Она ехала домой, в окне поезда мелькали немецкие проселки, бельгийские деревни. Разноязычные пассажиры входили и выходили, иногда к ней кто-то обращался, она отвечала и даже улыбалась…
Что будет, когда она приедет, ведь она бросила работу, студентов, экзамены, очертя голову полетев к нему навстречу…
Нет…это все сейчас совсем не занимало ее…
Это все казалось тенями на фоне того чудесного, сияющего света в ее душе, которое не смогла погасить даже горечь прощального поцелуя…
Зазвонил мобильный телефон: Он!
«Да…», -прерывающимся голосом отозвалась она, – «ДА!»
– Солнышко, это я….
Простите меня. Я не смог сказать вам…Я потому и прилетел на пару дней всего…
Короче, мне завтра в больницу.
Я написал вам письмо еще перед отъездом, на всякий случай, мало ли…
Вы потом его прочтете.
Вот, я уже прилетел, и только хочу сказать…
Да, вы знаете, Что я хочу сказать. Вы ВСЕ знаете, Солнышко!
Я только обещаю, что буду бороться, драться за жизнь, слышите?!
Через все расстояния я кричу вам :ЛЮБЛЮ! И не могу сказать иного!
«Душа моя», – сквозь слезы ахнула она, – «Душа моя! Да как же вы могли – так рисковать! Ведь вам же нельзя, а вы еще и самолетом…
Господи, сумасшедший, сумасбродный мой мальчишка….Любимый мой!»
– Все, душе моя, мне пора! И помните: ни о чем не жалею, и не буду жалеть…Потому что ЛЮБЛЮ вас, Солнышко!
–Да, да…хорошо, и все равно – помните, я жду вас всегда! Не отпущу, слышите?! Не отдам! И да спасет вас Любовь моя!
«До свидания, Солнышко!»….и короткие гудки отбоя…
———————–
Вернувшись, она прочла его прощальное письмо. Он послал его еще перед вылетом к ней.

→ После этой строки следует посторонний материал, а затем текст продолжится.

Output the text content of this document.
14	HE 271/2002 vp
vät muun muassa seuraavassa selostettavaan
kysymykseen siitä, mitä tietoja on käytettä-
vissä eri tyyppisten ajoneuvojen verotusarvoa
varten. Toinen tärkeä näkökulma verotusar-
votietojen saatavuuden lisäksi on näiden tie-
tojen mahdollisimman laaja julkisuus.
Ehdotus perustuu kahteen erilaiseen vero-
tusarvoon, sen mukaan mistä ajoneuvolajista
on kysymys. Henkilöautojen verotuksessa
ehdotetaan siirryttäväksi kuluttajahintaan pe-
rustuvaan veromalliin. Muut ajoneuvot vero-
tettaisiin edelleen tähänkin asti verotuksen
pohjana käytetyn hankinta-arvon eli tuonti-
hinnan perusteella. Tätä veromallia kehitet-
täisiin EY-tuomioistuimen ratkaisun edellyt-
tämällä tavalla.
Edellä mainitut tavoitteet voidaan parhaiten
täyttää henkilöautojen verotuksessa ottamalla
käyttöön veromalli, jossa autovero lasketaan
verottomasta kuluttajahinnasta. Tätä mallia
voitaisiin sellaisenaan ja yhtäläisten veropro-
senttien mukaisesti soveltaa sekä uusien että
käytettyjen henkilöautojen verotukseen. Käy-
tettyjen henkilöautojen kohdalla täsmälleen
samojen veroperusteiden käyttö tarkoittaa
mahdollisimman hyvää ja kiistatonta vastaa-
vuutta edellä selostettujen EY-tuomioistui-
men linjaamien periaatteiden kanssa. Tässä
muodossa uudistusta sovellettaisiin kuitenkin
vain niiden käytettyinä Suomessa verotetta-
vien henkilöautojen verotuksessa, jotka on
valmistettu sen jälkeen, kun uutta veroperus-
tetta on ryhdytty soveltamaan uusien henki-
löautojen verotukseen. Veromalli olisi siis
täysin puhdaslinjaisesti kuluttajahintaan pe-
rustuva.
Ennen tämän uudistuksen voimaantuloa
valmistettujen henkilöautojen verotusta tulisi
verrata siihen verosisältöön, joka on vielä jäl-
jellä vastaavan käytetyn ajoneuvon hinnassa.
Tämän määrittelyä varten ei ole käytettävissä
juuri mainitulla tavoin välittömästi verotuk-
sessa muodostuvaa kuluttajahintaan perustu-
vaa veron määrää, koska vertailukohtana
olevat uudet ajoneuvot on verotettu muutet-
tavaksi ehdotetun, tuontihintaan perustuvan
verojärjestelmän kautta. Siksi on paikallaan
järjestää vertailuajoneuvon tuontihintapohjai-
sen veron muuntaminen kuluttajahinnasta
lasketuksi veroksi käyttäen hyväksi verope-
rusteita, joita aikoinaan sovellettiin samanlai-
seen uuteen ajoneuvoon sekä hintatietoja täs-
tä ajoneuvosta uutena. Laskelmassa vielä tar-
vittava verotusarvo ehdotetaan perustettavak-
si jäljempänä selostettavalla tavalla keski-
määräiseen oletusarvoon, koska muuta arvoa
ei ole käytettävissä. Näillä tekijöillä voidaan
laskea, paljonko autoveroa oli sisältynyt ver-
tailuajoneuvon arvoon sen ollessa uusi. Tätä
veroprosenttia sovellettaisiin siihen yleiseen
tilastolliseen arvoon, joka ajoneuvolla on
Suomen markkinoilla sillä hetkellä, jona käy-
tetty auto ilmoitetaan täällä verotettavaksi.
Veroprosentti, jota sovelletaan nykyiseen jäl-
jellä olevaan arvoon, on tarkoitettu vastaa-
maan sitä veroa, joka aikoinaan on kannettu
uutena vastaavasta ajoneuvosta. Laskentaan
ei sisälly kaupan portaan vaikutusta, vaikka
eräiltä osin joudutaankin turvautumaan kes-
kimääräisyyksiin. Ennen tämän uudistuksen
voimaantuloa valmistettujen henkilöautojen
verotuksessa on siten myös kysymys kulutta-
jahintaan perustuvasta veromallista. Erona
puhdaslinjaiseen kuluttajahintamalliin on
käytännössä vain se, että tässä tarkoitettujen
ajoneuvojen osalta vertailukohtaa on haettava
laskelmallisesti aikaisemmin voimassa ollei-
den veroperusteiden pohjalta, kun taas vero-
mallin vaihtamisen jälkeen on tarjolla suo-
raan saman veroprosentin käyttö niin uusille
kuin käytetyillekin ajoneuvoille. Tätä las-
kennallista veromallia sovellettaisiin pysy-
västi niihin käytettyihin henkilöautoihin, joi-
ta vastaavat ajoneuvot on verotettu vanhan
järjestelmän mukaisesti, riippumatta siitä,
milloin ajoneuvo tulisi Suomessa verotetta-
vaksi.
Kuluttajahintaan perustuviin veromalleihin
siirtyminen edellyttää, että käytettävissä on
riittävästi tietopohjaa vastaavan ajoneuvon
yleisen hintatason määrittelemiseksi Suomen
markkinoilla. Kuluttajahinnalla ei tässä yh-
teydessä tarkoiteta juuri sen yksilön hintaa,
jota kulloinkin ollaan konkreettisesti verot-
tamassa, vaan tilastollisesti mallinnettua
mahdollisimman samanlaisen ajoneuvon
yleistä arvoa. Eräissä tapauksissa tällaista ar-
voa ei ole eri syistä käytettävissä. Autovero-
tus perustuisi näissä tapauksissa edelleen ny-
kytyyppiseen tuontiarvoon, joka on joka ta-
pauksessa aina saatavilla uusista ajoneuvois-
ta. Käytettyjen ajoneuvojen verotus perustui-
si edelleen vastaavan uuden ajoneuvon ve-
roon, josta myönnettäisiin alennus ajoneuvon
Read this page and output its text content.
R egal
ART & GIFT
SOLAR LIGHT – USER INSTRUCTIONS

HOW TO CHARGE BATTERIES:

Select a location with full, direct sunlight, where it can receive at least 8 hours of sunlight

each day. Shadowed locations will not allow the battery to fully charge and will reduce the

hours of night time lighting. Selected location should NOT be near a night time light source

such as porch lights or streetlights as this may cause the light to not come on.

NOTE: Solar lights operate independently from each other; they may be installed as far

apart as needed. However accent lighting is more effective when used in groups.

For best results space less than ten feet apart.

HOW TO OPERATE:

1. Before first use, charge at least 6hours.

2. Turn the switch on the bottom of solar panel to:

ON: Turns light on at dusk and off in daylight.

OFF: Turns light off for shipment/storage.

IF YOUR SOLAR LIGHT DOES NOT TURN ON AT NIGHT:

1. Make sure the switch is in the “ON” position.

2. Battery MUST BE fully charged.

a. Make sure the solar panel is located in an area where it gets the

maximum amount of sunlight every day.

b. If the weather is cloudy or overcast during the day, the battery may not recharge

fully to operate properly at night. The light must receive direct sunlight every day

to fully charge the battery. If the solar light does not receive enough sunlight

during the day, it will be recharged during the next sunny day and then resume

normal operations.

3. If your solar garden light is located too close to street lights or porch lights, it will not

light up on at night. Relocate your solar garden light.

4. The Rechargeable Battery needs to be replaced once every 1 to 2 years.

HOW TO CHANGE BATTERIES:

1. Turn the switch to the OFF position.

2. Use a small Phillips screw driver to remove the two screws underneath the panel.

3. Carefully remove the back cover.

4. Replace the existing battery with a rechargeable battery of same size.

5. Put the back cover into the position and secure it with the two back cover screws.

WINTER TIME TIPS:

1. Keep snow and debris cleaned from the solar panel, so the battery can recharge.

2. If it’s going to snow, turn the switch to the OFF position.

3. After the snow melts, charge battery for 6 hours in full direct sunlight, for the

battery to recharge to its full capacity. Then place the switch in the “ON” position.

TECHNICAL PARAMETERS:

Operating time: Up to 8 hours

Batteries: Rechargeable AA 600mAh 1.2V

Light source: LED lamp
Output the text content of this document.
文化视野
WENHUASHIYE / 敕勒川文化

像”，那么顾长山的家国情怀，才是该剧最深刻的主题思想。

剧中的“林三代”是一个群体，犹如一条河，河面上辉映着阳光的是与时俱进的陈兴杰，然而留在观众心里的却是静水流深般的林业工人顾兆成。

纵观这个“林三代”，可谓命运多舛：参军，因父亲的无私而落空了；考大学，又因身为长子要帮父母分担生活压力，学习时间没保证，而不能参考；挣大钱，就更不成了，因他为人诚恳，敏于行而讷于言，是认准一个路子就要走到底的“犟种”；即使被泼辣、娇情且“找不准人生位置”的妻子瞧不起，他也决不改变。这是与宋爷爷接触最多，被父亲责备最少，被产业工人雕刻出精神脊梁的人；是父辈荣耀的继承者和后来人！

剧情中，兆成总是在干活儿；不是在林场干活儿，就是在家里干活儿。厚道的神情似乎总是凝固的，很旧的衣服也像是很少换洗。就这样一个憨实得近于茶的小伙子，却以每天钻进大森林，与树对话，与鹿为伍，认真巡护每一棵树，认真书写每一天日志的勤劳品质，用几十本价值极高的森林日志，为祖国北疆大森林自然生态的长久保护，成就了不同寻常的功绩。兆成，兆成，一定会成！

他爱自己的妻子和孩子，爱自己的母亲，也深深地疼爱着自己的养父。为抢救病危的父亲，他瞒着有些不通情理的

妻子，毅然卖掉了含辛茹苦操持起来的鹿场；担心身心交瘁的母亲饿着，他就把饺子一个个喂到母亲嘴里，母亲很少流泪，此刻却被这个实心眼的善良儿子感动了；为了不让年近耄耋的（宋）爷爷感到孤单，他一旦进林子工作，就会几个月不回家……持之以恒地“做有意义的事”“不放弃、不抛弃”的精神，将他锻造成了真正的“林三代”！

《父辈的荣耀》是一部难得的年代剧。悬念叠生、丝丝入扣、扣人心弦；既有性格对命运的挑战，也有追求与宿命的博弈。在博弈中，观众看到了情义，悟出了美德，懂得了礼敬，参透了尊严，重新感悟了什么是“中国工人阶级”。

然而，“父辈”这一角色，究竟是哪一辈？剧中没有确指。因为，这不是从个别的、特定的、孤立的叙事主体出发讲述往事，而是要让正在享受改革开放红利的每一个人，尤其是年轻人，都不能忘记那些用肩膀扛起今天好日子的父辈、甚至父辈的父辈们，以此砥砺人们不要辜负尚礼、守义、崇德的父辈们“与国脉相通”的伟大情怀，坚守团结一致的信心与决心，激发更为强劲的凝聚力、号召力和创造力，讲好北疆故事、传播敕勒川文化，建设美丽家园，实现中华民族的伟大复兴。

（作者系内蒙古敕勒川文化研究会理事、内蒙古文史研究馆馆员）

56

“…Вот как вот написать? А? Не знаю, не знаю… В обшем, дело безотлагательное. Меня хотели еще раньше отвезти, но мне надо было кое-что уладить и поехать к вам.
Завтра в 10 утра карета увезет меня опять, на этот раз не знаю насколько. Ну, мне теперь не привыкать – я ТАМ уже был, погощу еше немного. Надеюсь, что надолго ТАМ не задержусь. Риск большой, но риск того, что все кончитса насовсем, еще больше. Не хочется думать про это. Посемy, я напоследок ЗАПОЛЗ В БАР, ВЫПИЛ КЕНИЙСКОГО КОФЕ И ВЫКУРИЛ ЗДОРОВЕННУЮ ГАВАНУ. Черт его знает, как оно все кончится, посему я и… терять – то уж нечего! Помру – так хоть будет, что в аду вспомнить. Выживу – так будет что вспомнить опять.
Ладно, оглядываясь назад, могу сказать одно – жизнь удалась. какая б она ни была – она была. С ошибками, бедами и радостями. И вот, в самый ее критический момент я встретил Вас… Кстати, трубадуры всегда говорят своей Даме “Вы” . И это останется навеки для настояшего трубадура. “Вы”. Этим все сказано.
Так, что-то я начал малевать, похожее на завещание. Не годится. Не фиг. А ну радоваться! Всем радоваться! Тому, что еше живой, тому, что могу писать тому что… Всему, всему надо радоватьса, Cолнышко, пока есть она – одна-единственная жизнь!
Я не прощаюсь, я ненавижу слово “Прощайте”. Прощаются с покойником, которым я не собираюсь становиться уже в который раз… НЕ ДАМСЯ!
До свидания, Солнышко. Я уже знаю дату и время операции, и что мне будут делать. Но не скажу. Не хочу Вас волновать. Вам лучше об этом не знать, Cолнышко…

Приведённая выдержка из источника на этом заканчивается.